We'll see more robust ways to solve this later but, for now, you can tell the loader where to look using the LD_LIBRARY_PATH
environment variable. We'll set it to .
, indicating the current directory, thereby replicating Windows' behaviour:
export LD_LIBRARY_PATH=.
Our program should now work:
./my_app
[LOG]: Starting program.
5 + 7 = 12
Managing these paths and cross-platform differences for deployment is a major challenge that build systems like CMake help solve, often by embedding the library search path directly into the executable using a mechanism called rpath
. We'll cover this in detail later.
Static vs. Dynamic Linking - The Trade-offs
Choosing between static and dynamic linking involves a series of trade-offs. There is no single "best" answer; the right choice depends entirely on your project's needs.

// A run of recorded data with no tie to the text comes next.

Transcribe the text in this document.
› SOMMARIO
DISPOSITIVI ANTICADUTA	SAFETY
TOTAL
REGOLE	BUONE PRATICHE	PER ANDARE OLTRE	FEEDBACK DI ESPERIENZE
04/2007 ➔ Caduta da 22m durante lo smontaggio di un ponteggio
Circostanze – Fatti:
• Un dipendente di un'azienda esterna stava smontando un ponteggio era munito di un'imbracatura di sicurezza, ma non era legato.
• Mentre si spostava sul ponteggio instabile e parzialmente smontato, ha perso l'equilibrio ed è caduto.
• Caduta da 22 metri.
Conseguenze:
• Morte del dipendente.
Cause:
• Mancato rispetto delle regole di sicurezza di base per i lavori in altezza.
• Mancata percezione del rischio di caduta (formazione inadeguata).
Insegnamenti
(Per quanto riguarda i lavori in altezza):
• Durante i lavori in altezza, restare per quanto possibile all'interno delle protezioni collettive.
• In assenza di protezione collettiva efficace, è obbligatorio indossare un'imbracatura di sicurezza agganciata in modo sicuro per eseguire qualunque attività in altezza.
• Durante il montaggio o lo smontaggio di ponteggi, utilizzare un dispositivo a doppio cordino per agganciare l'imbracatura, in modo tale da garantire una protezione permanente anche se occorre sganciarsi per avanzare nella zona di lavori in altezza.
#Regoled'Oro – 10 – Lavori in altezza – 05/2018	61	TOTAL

Feature | Static Linking | Dynamic Linking |
---|---|---|
Executable Size | Larger. All library code is copied into the final executable. | Smaller. The executable only contains stubs and references to the library. |
Deployment | Simpler. Distribute a single file. No dependency issues. | More Complex. Must distribute the executable and all required .dll/.so files. |
Memory Usage | Higher. Each running program has its own copy of the library in memory. | Lower. The OS loads one copy of the library and shares it among all programs. |
Updates/Maintenance | Harder. To update a library, every application using it must be re-linked. | Easier. Update a bug-fixed library by just replacing the .so/.dll file. |
Startup Performance | Slightly Faster. No runtime work needed to find and load libraries. | Slightly Slower. The OS loader must find, load, and link libraries on startup. |
Link Time | Slower. The linker has more work to do, copying code and resolving symbols. | Faster. The linker just creates stubs, deferring most work to runtime. |
Summary
We've covered the core concepts of C++ libraries, a foundational topic for building any non-trivial application.
- Static Libraries (
.a
,.lib
files): These are archives of object files. When you link against them, their code is copied into your executable at build time. This creates a large, self-contained program that's easy to deploy but inefficient in memory and difficult to update. - Dynamic/Shared Libraries (
.so
,.dll
files): These are standalone files that are loaded at runtime. Your executable is smaller and only contains references. This model saves memory and makes updates easy, but complicates deployment as you must ship the library files alongside your executable. - The Process: We saw the command-line tools (
ar
,g++ -shared
,-fPIC
) for creating both types of libraries and the linker flags (-L
,-l
) for using them.
Ultimately, the choice between static and dynamic linking is a design decision. Do you want a simple, standalone executable? Use static linking. Are you building a large system with shared components or need to be able to patch libraries without a full redeployment? Dynamic linking is your friend.
In the upcoming chapters, we will see how CMake abstracts away the platform-specific commands and makes creating, finding, and linking both static and dynamic libraries a simple, portable, and elegant process.